Ireland INC has been pushed into the digital era overnight and something that we as a profession of accountants planned to develop over the next number of years has become reality. We are all grappling with working remotely. We are all identifying new ways of doing business.   

We are being forced to remove personal contact and I am witnessing this meaning that group decisions and consultation is becoming less and less. The art of negotiation is diminishing day by day and the vital importance of body language and physical connection, which is so vital to many aspects of business is almost disappeared. Whilst this has been arterially escalated my question to us all as business leaders is, what do we want the new normal to look like when we exit

Is there a risk that our drive for how we do business; that our drive for how we are successful, in this current period, will overtake basic human needs? Basic human necessities? Basic human values? 

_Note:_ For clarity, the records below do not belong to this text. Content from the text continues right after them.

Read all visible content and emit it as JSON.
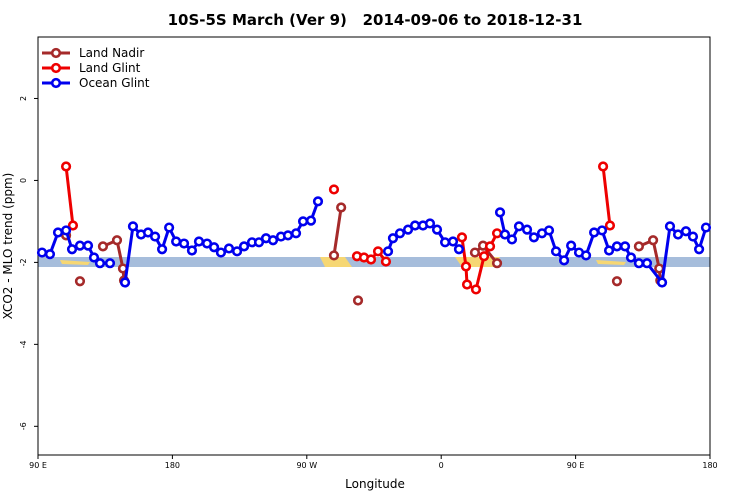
{
  "chart_data": {
    "type": "line",
    "title": "10S-5S March (Ver 9)   2014-09-06 to 2018-12-31",
    "xlabel": "Longitude",
    "ylabel": "XCO2 - MLO trend (ppm)",
    "xlim": [
      90,
      540
    ],
    "xticks": [
      {
        "value": 90,
        "label": "90 E"
      },
      {
        "value": 180,
        "label": "180"
      },
      {
        "value": 270,
        "label": "90 W"
      },
      {
        "value": 360,
        "label": "0"
      },
      {
        "value": 450,
        "label": "90 E"
      },
      {
        "value": 540,
        "label": "180"
      }
    ],
    "ylim": [
      -6.7,
      3.5
    ],
    "yticks": [
      2,
      0,
      -2,
      -4,
      -6
    ],
    "legend": "top-left",
    "series": [
      {
        "name": "Land Nadir",
        "color": "#a52a2a",
        "x": [
          108.8,
          null,
          118.1,
          null,
          133.5,
          142.9,
          146.9,
          147.6,
          null,
          288.2,
          293,
          null,
          304.3,
          null,
          382.6,
          388,
          397.4,
          null,
          477.7,
          null,
          492.4,
          501.9,
          506,
          506.7
        ],
        "values": [
          -1.34,
          null,
          -2.46,
          null,
          -1.61,
          -1.46,
          -2.15,
          -2.44,
          null,
          -1.83,
          -0.66,
          null,
          -2.93,
          null,
          -1.76,
          -1.59,
          -2.02,
          null,
          -2.46,
          null,
          -1.61,
          -1.46,
          -2.15,
          -2.44
        ]
      },
      {
        "name": "Land Glint",
        "color": "#ee0000",
        "x": [
          108.8,
          113.4,
          null,
          288.2,
          null,
          303.6,
          308.3,
          313,
          317.7,
          323,
          null,
          373.9,
          376.6,
          377.3,
          383.3,
          388.7,
          392.7,
          397.4,
          null,
          468.4,
          473
        ],
        "values": [
          0.34,
          -1.1,
          null,
          -0.22,
          null,
          -1.85,
          -1.88,
          -1.93,
          -1.73,
          -1.98,
          null,
          -1.39,
          -2.1,
          -2.54,
          -2.66,
          -1.85,
          -1.61,
          -1.29,
          null,
          0.34,
          -1.1
        ]
      },
      {
        "name": "Ocean Glint",
        "color": "#0000ee",
        "x": [
          92.7,
          98,
          103.4,
          108.8,
          112.8,
          118.1,
          123.5,
          127.5,
          131.5,
          138.2,
          null,
          148.3,
          153.6,
          159,
          163.7,
          168.4,
          173.1,
          177.8,
          182.5,
          187.8,
          193.1,
          197.8,
          203.2,
          207.9,
          212.5,
          217.9,
          223.3,
          228,
          233.3,
          238,
          242.7,
          247.4,
          252.7,
          257.4,
          262.8,
          267.5,
          272.8,
          277.5,
          null,
          324.4,
          327.7,
          332.4,
          337.8,
          342.5,
          347.8,
          352.5,
          357.2,
          362.6,
          367.9,
          371.9,
          null,
          399.4,
          402.7,
          407.4,
          412.1,
          417.5,
          422.1,
          427.5,
          432.2,
          436.9,
          442.3,
          447,
          452.3,
          457,
          462.4,
          467.7,
          472.4,
          477.7,
          483.1,
          487.1,
          492.4,
          497.8,
          507.9,
          513.2,
          518.6,
          523.9,
          528.6,
          532.7,
          537.3
        ],
        "values": [
          -1.76,
          -1.8,
          -1.27,
          -1.22,
          -1.68,
          -1.59,
          -1.59,
          -1.88,
          -2.02,
          -2.02,
          null,
          -2.49,
          -1.12,
          -1.32,
          -1.27,
          -1.37,
          -1.68,
          -1.15,
          -1.49,
          -1.54,
          -1.71,
          -1.49,
          -1.54,
          -1.63,
          -1.76,
          -1.66,
          -1.73,
          -1.61,
          -1.51,
          -1.51,
          -1.41,
          -1.46,
          -1.37,
          -1.34,
          -1.29,
          -1,
          -0.98,
          -0.51,
          null,
          -1.73,
          -1.41,
          -1.29,
          -1.2,
          -1.1,
          -1.1,
          -1.05,
          -1.2,
          -1.51,
          -1.49,
          -1.68,
          null,
          -0.78,
          -1.32,
          -1.44,
          -1.12,
          -1.2,
          -1.39,
          -1.29,
          -1.22,
          -1.73,
          -1.95,
          -1.59,
          -1.76,
          -1.83,
          -1.27,
          -1.22,
          -1.71,
          -1.61,
          -1.61,
          -1.88,
          -2.02,
          -2.02,
          -2.49,
          -1.12,
          -1.32,
          -1.24,
          -1.37,
          -1.68,
          -1.15
        ]
      }
    ]
  }
}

They are the values of social interaction, the values of feeling needed, the values of being wanted the values of being important. There is a risk that as we move quicker and quicker into this digital era in business, we could forget these values and become obsessed with the obvious benefits of working remotely. The increased time efficiency, the ability to deflect conflict easier, the lack of facilities costs – I could go on. I personally fear that this is a route that we could quite easily find ourselves head long on and be unable to turn the train quickly. 

Therefore, my call to us today, as business leaders, is yes, in the short term look after the profitability, look after the viability of your business, keep it going so that people have a job.  However, keep in mind what is important to us going forward? 

Is it that we keep the human values of empathy, of negotiation, of debate, of effective decision making or is it that we move to a faceless, heartless and remote way of working? 

There is room for both but without positive intervention or without deliberate direction, there is a risk that we will be pushed down the route of least resistance which could be one of diminished human intervention and I would fear that that would not be good for society and would not be good for the next generation who would lose the art of debate, decision making, empathy and negotiations.

So business leaders as a whole, please in this current crisis, have two goals. 

Your short term goal and your long term goal and it may be that we need to come together to agree and try to devise what the long term goal looks like and what business in the second half of 2020 and going forward will look like.